MLST grouped all MDR and ESBL producing (AMR profile 1–24) Salmonella Isangi (48/49, 98%) isolates into one known sequence type, ST335 which was most prevalent. High prevalence of ST335 among South African Salmonella Isangi genomes has previously been reported [14]. One non-ESBL producing mono-drug resistant isolate belonging to AMR profile 25 was assigned under ST216 by MLST. The genetic relatedness and cluster analysis of these isolates was investigated using cgMLST, with results depicted in a minimum spanning tree (Fig. 1).
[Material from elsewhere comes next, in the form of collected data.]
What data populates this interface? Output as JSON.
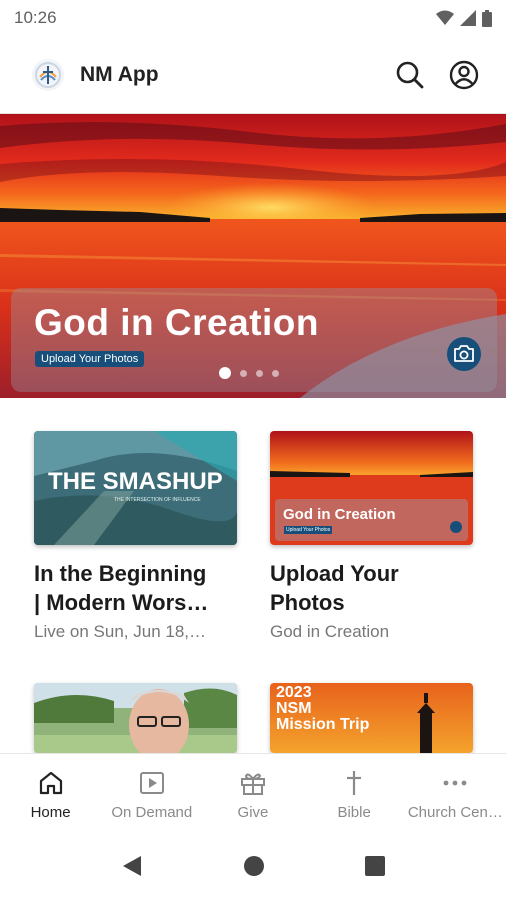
{
  "status_bar": {
    "time": "10:26"
  },
  "app_bar": {
    "title": "NM App",
    "search_icon": "search-icon",
    "account_icon": "account-icon"
  },
  "hero": {
    "title": "God in Creation",
    "tag": "Upload Your Photos",
    "slide_count": 4,
    "active_slide": 1,
    "camera_icon": "camera-icon"
  },
  "cards": [
    {
      "thumb_heading": "THE SMASHUP",
      "thumb_subheading": "THE INTERSECTION OF INFLUENCE",
      "title_line1": "In the Beginning",
      "title_line2": "| Modern Wors…",
      "subtitle": "Live on Sun, Jun 18,…"
    },
    {
      "thumb_heading": "God in Creation",
      "thumb_tag": "Upload Your Photos",
      "title_line1": "Upload Your",
      "title_line2": "Photos",
      "subtitle": "God in Creation"
    },
    {
      "thumb_heading": ""
    },
    {
      "thumb_heading": "2023 NSM Mission Trip",
      "thumb_line1": "2023",
      "thumb_line2": "NSM",
      "thumb_line3": "Mission Trip"
    }
  ],
  "bottom_nav": [
    {
      "label": "Home",
      "icon": "home-icon",
      "active": true
    },
    {
      "label": "On Demand",
      "icon": "play-icon",
      "active": false
    },
    {
      "label": "Give",
      "icon": "gift-icon",
      "active": false
    },
    {
      "label": "Bible",
      "icon": "cross-icon",
      "active": false
    },
    {
      "label": "Church Cen…",
      "icon": "more-icon",
      "active": false
    }
  ],
  "colors": {
    "accent": "#174f7a",
    "sunset_red": "#e2261c",
    "sunset_orange": "#f7941d"
  }
}
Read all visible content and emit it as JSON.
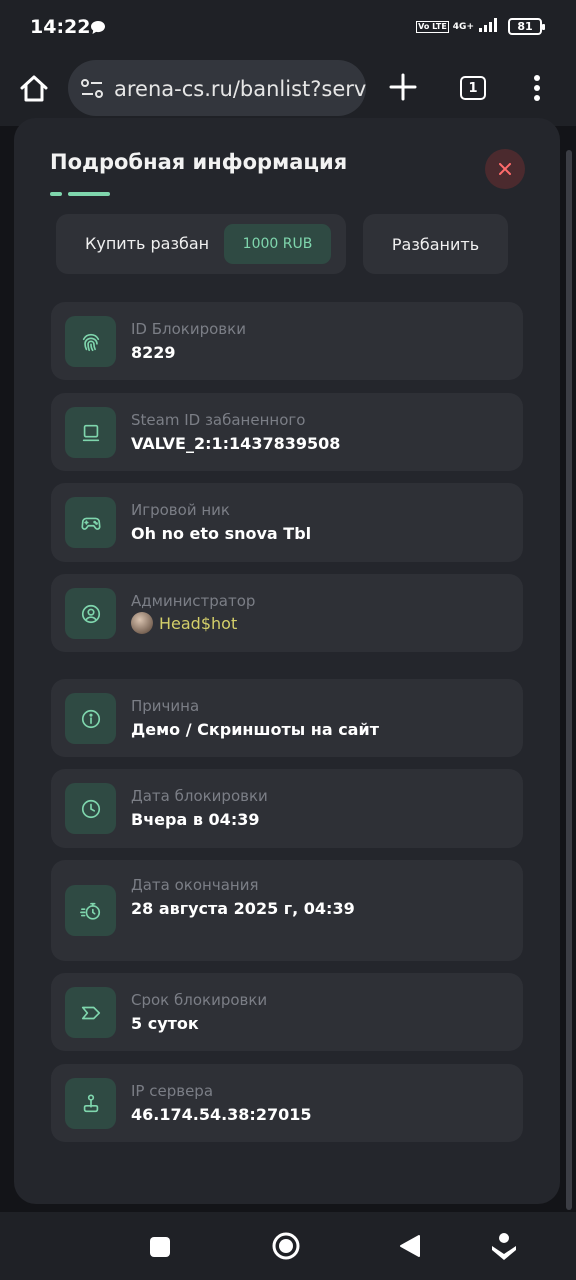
{
  "status_bar": {
    "time": "14:22",
    "network_type": "4G+",
    "volte": "Vo LTE",
    "battery": "81"
  },
  "browser": {
    "url": "arena-cs.ru/banlist?server=",
    "tab_count": "1"
  },
  "modal": {
    "title": "Подробная информация",
    "buy_unban_label": "Купить разбан",
    "price": "1000 RUB",
    "unban_label": "Разбанить",
    "accent_color": "#7fd6ad",
    "fields": [
      {
        "label": "ID Блокировки",
        "value": "8229",
        "icon": "fingerprint-icon"
      },
      {
        "label": "Steam ID забаненного",
        "value": "VALVE_2:1:1437839508",
        "icon": "monitor-icon"
      },
      {
        "label": "Игровой ник",
        "value": "Oh no eto snova Tbl",
        "icon": "gamepad-icon"
      },
      {
        "label": "Администратор",
        "value": "Head$hot",
        "icon": "user-circle-icon"
      },
      {
        "label": "Причина",
        "value": "Демо / Скриншоты на сайт",
        "icon": "info-icon"
      },
      {
        "label": "Дата блокировки",
        "value": "Вчера в 04:39",
        "icon": "clock-icon"
      },
      {
        "label": "Дата окончания",
        "value": "28 августа 2025 г, 04:39",
        "icon": "timer-icon"
      },
      {
        "label": "Срок блокировки",
        "value": "5 суток",
        "icon": "tag-arrow-icon"
      },
      {
        "label": "IP сервера",
        "value": "46.174.54.38:27015",
        "icon": "joystick-icon"
      }
    ]
  }
}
Isolates associated with Cluster A (n = 8), B (n = 5), C (n = 3), D (n = 3) and E (n = 4) were related within five allele differences. The five-allele difference threshold is within the recommended threshold for genetically related S. enterica serovars and is indicative of a high probability of epidemiological relatedness [15]. Isolates linked to cluster A had a similar AMR profile (depicted under AMR profile 4–7) and were from the Gauteng (n = 5), Eastern Cape (n = 2) and KwaZulu-Natal (n = 1) Province. Isolates linked to Cluster B (n = 5) and C (n = 3) had AMR profile 1 and were from the Gauteng Province only. Cluster D isolates (n = 3) had an AMR profile of 1 and 2 and were from Mpumalanga Province. Likewise isolates linked to cluster E (n = 4) showed AMR profile 1 and 3 and were from Gauteng (n = 2) and Mpumalanga (n = 2) Province.

Fig. 1
figure 1

Minimum spanning tree drawn using cgMLST data of Salmonella Isangi isolates from South Africa collected over the period 2020–2021. The tree was collapsed to five allele difference threshold. The circular nodes represent isolate(s) having the identical cgMLST profile; the larger the node, the more isolates are reflected. The number of values between adjacent nodes indicates the number of allele differences between nodes (isolates), nodes are colored by region (province)

Conclusion

The present study identified blaCTX-M-15 ESBL gene (n = 48/49, 98%) and AmpC (blaDHA-1 and blaNDM-1) producing strains. ESBLs producing Salmonella Isangi in SA have been detected since the early 2000s. The observed high prevalence of blaCTX-M-15, an ESBL associated gene in MDR Salmonella Isangi presents a need for continuous monitoring of this resistance threat in order to mitigate its public health impact. Detecting and determining the degree of ESBLs and AmpC is essential for effective treatment and for prevention and control of multidrug-resistant Salmonella serovars. This study therefore provides insight for further studies on antibacterial resistance mechanisms in Salmonella Isangi.